Readers of these posts will be familiar with the ban, under Chapter V of GDPR, on exporting personal data outside the EEA except to approved third countries, or where other safeguards are put in place.
One of those safeguards is a set of European Commission approved contract clauses that can be put in place between the EU-based exporter of the data, and the overseas importer. The clauses effectively bind the importer to give individual data subjects rights to object to the importer’s use of the personal data. These standard clauses have been used extensively by businesses to permit intra-group and external cross-border sharing of personal data, where other safeguards are not applicable.
Readers will also recall activist Max Schrems, who brought proceedings in Ireland (against Facebook) to challenge the use of another safeguard mechanism for exports to the USA, the ‘Safe Harbor’ scheme. The challenge was successful, and forced the US and EU to agree new arrangements in the form of the ‘Privacy Shield’ introduced in 2015.
When the complaint was returned to the Irish privacy supervisor, Facebook then argued that their transfers were carried out using the standard clauses. This has led to a further court case in which Schrems argues that the standard contract clauses for export do not adequately protect the interests of data subjects whose personal data is transferred using them, and the case has (again) reached the Court of Justice of the European Union (CJEU). Interestingly the Irish court also asked the CJEU to consider whether the Privacy Shield arrangement met GDPR requirements.
Before the CJEU gives its decision, a court officer, the Advocate-General (AG), publishes an opinion, in which he or she recommends how the court decides the case. In the vast majority of cases, the full CJEU rules for the same party as recommended by the AG, although it is not obliged to do so.

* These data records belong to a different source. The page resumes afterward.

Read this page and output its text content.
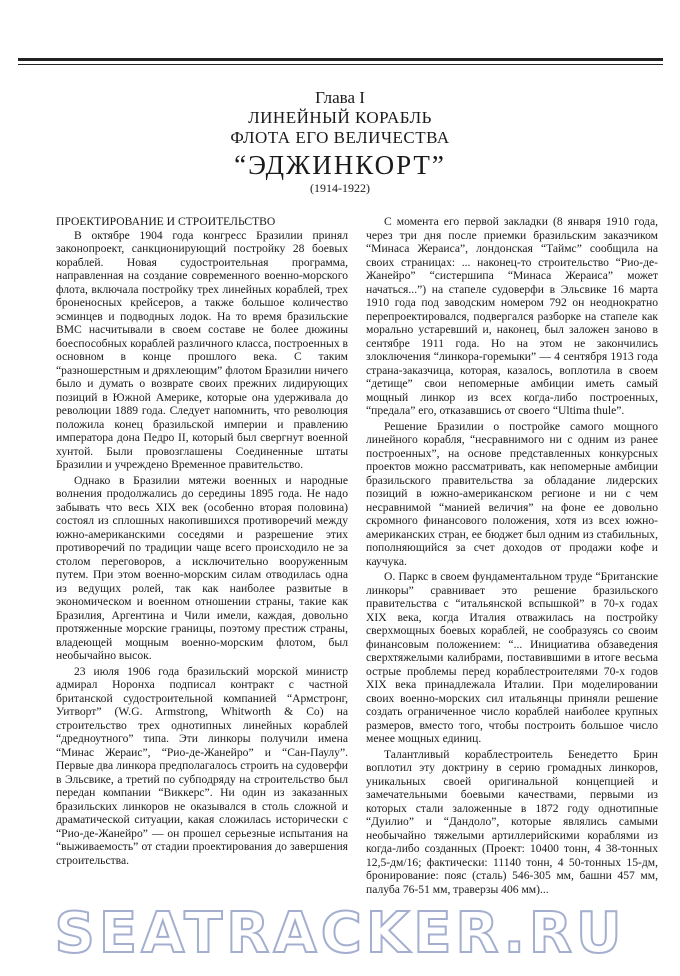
Глава I
ЛИНЕЙНЫЙ КОРАБЛЬ
ФЛОТА ЕГО ВЕЛИЧЕСТВА
“ЭДЖИНКОРТ”
(1914-1922)
ПРОЕКТИРОВАНИЕ И СТРОИТЕЛЬСТВО

В октябре 1904 года конгресс Бразилии принял законопроект, санкционирующий постройку 28 боевых кораблей. Новая судостроительная программа, направленная на создание современного военно-морского флота, включала постройку трех линейных кораблей, трех броненосных крейсеров, а также большое количество эсминцев и подводных лодок. На то время бразильские ВМС насчитывали в своем составе не более дюжины боеспособных кораблей различного класса, построенных в основном в конце прошлого века. С таким “разношерстным и дряхлеющим” флотом Бразилии ничего было и думать о возврате своих прежних лидирующих позиций в Южной Америке, которые она удерживала до революции 1889 года. Следует напомнить, что революция положила конец бразильской империи и правлению императора дона Педро II, который был свергнут военной хунтой. Были провозглашены Соединенные штаты Бразилии и учреждено Временное правительство.

Однако в Бразилии мятежи военных и народные волнения продолжались до середины 1895 года. Не надо забывать что весь XIX век (особенно вторая половина) состоял из сплошных накопившихся противоречий между южно-американскими соседями и разрешение этих противоречий по традиции чаще всего происходило не за столом переговоров, а исключительно вооруженным путем. При этом военно-морским силам отводилась одна из ведущих ролей, так как наиболее развитые в экономическом и военном отношении страны, такие как Бразилия, Аргентина и Чили имели, каждая, довольно протяженные морские границы, поэтому престиж страны, владеющей мощным военно-морским флотом, был необычайно высок.

23 июля 1906 года бразильский морской министр адмирал Норонха подписал контракт с частной британской судостроительной компанией “Армстронг, Уитворт” (W.G. Armstrong, Whitworth & Co) на строительство трех однотипных линейных кораблей “дредноутного” типа. Эти линкоры получили имена “Минас Жераис”, “Рио-де-Жанейро” и “Сан-Паулу”. Первые два линкора предполагалось строить на судоверфи в Эльсвике, а третий по субподряду на строительство был передан компании “Виккерс”. Ни один из заказанных бразильских линкоров не оказывался в столь сложной и драматической ситуации, какая сложилась исторически с “Рио-де-Жанейро” — он прошел серьезные испытания на “выживаемость” от стадии проектирования до завершения строительства.

С момента его первой закладки (8 января 1910 года, через три дня после приемки бразильским заказчиком “Минаса Жераиса”, лондонская “Таймс” сообщила на своих страницах: ... наконец-то строительство “Рио-де-Жанейро” “систершипа “Минаса Жераиса” может начаться...”) на стапеле судоверфи в Эльсвике 16 марта 1910 года под заводским номером 792 он неоднократно перепроектировался, подвергался разборке на стапеле как морально устаревший и, наконец, был заложен заново в сентябре 1911 года. Но на этом не закончились злоключения “линкора-горемыки” — 4 сентября 1913 года страна-заказчица, которая, казалось, воплотила в своем “детище” свои непомерные амбиции иметь самый мощный линкор из всех когда-либо построенных, “предала” его, отказавшись от своего “Ultima thule”.

Решение Бразилии о постройке самого мощного линейного корабля, “несравнимого ни с одним из ранее построенных”, на основе представленных конкурсных проектов можно рассматривать, как непомерные амбиции бразильского правительства за обладание лидерских позиций в южно-американском регионе и ни с чем несравнимой “манией величия” на фоне ее довольно скромного финансового положения, хотя из всех южно-американских стран, ее бюджет был одним из стабильных, пополняющийся за счет доходов от продажи кофе и каучука.

О. Паркс в своем фундаментальном труде “Британские линкоры” сравнивает это решение бразильского правительства с “итальянской вспышкой” в 70-х годах XIX века, когда Италия отважилась на постройку сверхмощных боевых кораблей, не сообразуясь со своим финансовым положением: “... Инициатива обзаведения сверхтяжелыми калибрами, поставившими в итоге весьма острые проблемы перед кораблестроителями 70-х годов XIX века принадлежала Италии. При моделировании своих военно-морских сил итальянцы приняли решение создать ограниченное число кораблей наиболее крупных размеров, вместо того, чтобы построить большое число менее мощных единиц.

Талантливый кораблестроитель Бенедетто Брин воплотил эту доктрину в серию громадных линкоров, уникальных своей оригинальной концепцией и замечательными боевыми качествами, первыми из которых стали заложенные в 1872 году однотипные “Дуилио” и “Дандоло”, которые являлись самыми необычайно тяжелыми артиллерийскими кораблями из когда-либо созданных (Проект: 10400 тонн, 4 38-тонных 12,5-дм/16; фактически: 11140 тонн, 4 50-тонных 15-дм, бронирование: пояс (сталь) 546-305 мм, башни 457 мм, палуба 76-51 мм, траверзы 406 мм)...

SEATRACKER.RU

AG Saumandsgaard issued his opinion in the Schrems II case on 19 December 2019[i]. His recommendation was that the CJEU should reject Schrems’ argument that the adoption of the standard clauses was invalid. He suggested, however, that they would only work as a mechanism if the controller/exporter was under an obligation to suspend the flow of data if it became clear that the law applicable to the data importer meant that it was impossible or unlawful to comply with the obligations contained in the standard clauses.
Although the AG said he thinks the CJEU should not decide anything about Privacy Shield, he went on to review the US intelligence gathering regime and said “..I entertain certain doubts as to the conformity of the Privacy Shield to … the GDPR”.
If the CJEU were to follow the AG’s opinion the standard clauses would remain a tool available to EU-based controllers/exporters, but arguably only in the short term, as individuals could ask supervisory authorities to rule that individual transfers could not rely on the benefit of the clauses where there was evidence to suggest that the importer could not in practice comply with the terms.
The CJEU’s decision is expected in March or April 2020.